When the reporter asked: “how can an eminence in law as yourself cannot be a professor?” He replied: “I have no title that credits me as an eminence. I do not have such profound knowledge of the subject. Today Ecuador no longer values the experience, the years in the classroom, the practice. Nothing. What matters is the title. Not the true knowledge.”
Despite his retirement from the university classrooms, he still works in his office, he continues to read and write, he continues to think what new book to produce, despite the dozens of manuscripts he has published that are of mandatory reading for judges, prosecutors, lawyers, and students of the career. Also, Bella Gellibert, his secretary, assures he is very punctual and that in his office he not only writes and read, he also takes his time to call Bella and the study staff to narrate them juicy political stories about the city and the country, or his exciting experiences as a lawyer in cases that left great lessons in the courts.
Bella appreciates it so much that one day, a few years ago, she decided to pursue a career in law to try, at least, to put into practice what was learned empirically in her daily contact with the doctor, an expert lawyer, who also likes crosswords.
The legal expert prefers not to qualify the government’s decision that led him to his retirement, but “what I can say is that this is an absolutely inconvenient for the university youth.” He justifies his statement by saying that teaching cannot be limited to repeat texts or quoting authors, but to transmit the practice. Despite what the people with the diploma says, the practice is not given by the titles, but the constant exercise, the daily comings and goings of the career.

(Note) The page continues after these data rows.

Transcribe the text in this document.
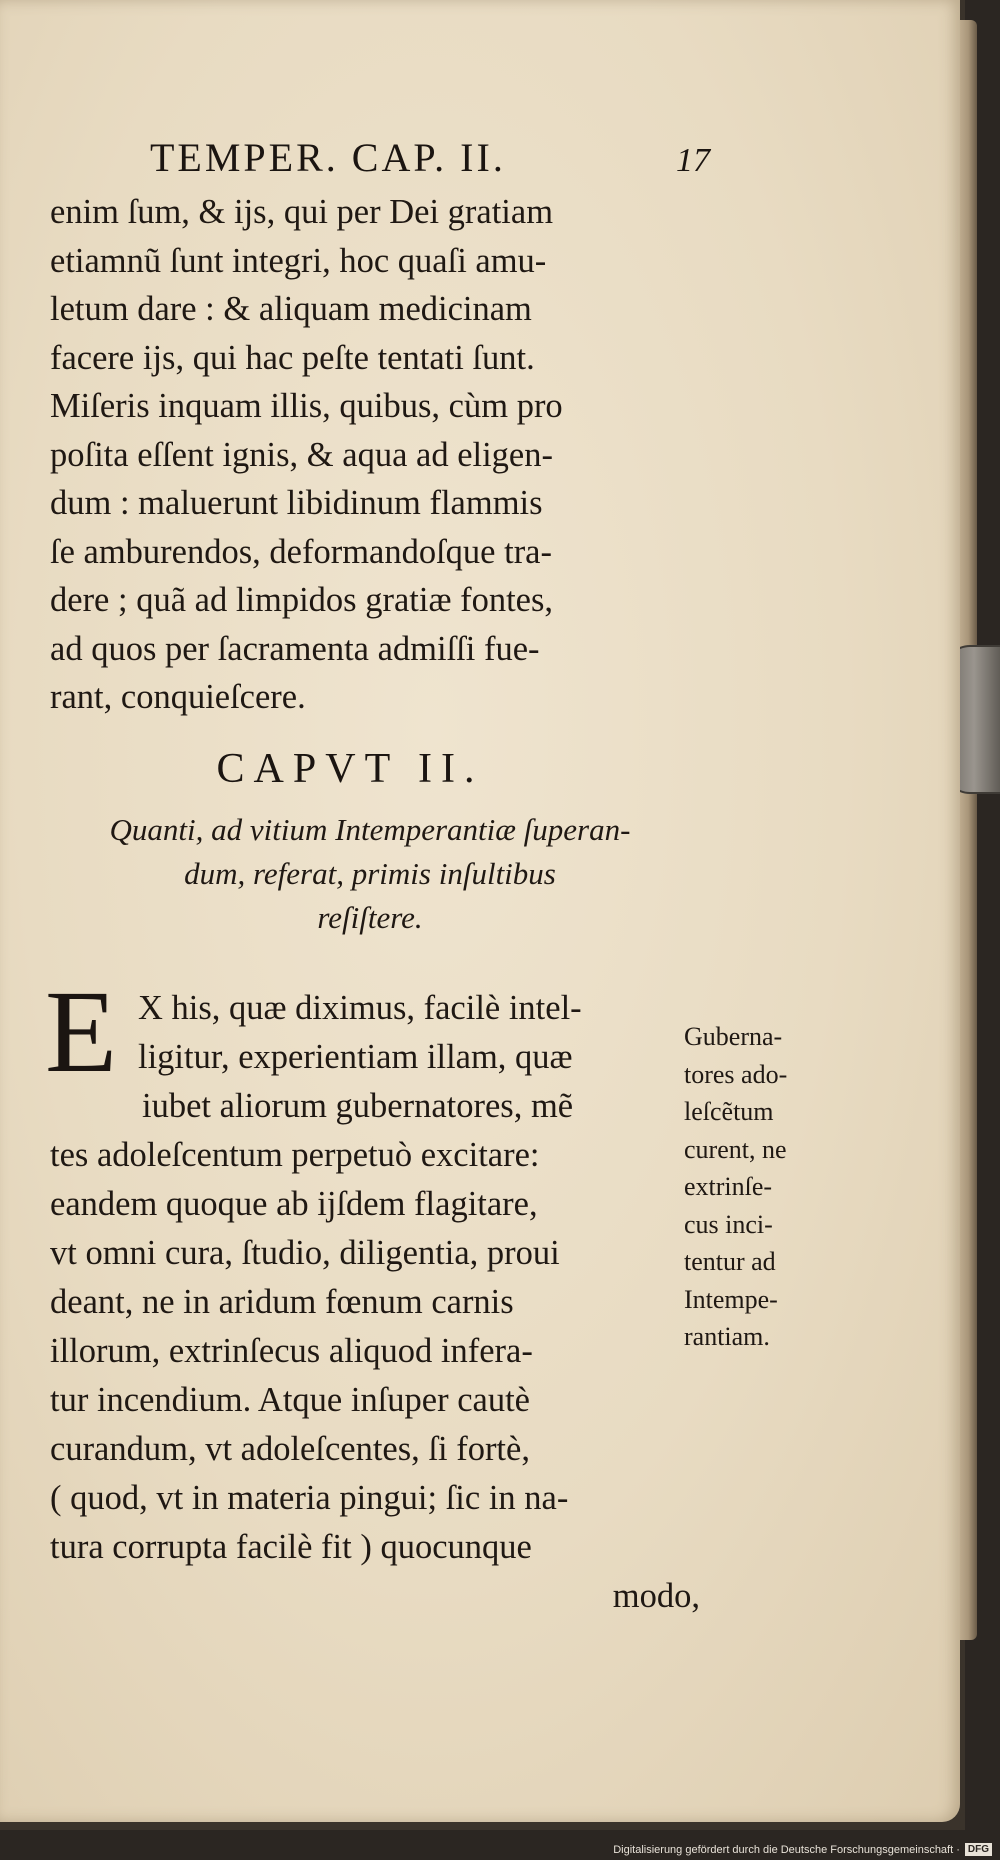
TEMPER. CAP. II.	17
enim ſum, & ijs, qui per Dei gratiam
etiamnũ ſunt integri, hoc quaſi amu-
letum dare : & aliquam medicinam
facere ijs, qui hac peſte tentati ſunt.
Miſeris inquam illis, quibus, cùm pro
poſita eſſent ignis, & aqua ad eligen-
dum : maluerunt libidinum flammis
ſe amburendos, deformandoſque tra-
dere ; quã ad limpidos gratiæ fontes,
ad quos per ſacramenta admiſſi fue-
rant, conquieſcere.
CAPVT II.
Quanti, ad vitium Intemperantiæ ſuperan-
dum, referat, primis inſultibus
reſiſtere.
E X his, quæ diximus, facilè intel-
ligitur, experientiam illam, quæ
iubet aliorum gubernatores, mẽ
tes adoleſcentum perpetuò excitare:
eandem quoque ab ijſdem flagitare,
vt omni cura, ſtudio, diligentia, proui
deant, ne in aridum fœnum carnis
illorum, extrinſecus aliquod infera-
tur incendium. Atque inſuper cautè
curandum, vt adoleſcentes, ſi fortè,
( quod, vt in materia pingui; ſic in na-
tura corrupta facilè fit ) quocunque
modo,
Guberna-
tores ado-
leſcẽtum
curent, ne
extrinſe-
cus inci-
tentur ad
Intempe-
rantiam.
Digitalisierung gefördert durch die Deutsche Forschungsgemeinschaft · DFG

“Students will be harmed, no doubt, because they do not receive classes of teachers that have managed to merge theory with practice, as it should always be. The theory is no good if its not accompanied by practical experience and pragmatism that is given by the experiences of practicing the profession,” said.
And although he does not believe that the formation of the future professionals is in any danger, he assured that there will be gaps, deficiencies and blanks in the knowledge of the profession. And that is concerning for a society that needs lawyers with great knowledge of their specialties.
As the teacher he is as during the interview he made a judgment about the measure: “The government had to be more aware of what this could generate. At least it must give a ten-year term so that somebody can earn a PhD while at the same time practice the profession. The demand for the moment seems unnecessary, but it is very good for the future of the Ecuadorian professionals, so they have higher standards to become better.”
The interview concludes with a confession of his secretary: “The other day, with nostalgia, he mentioned aloud that he would never return to college.”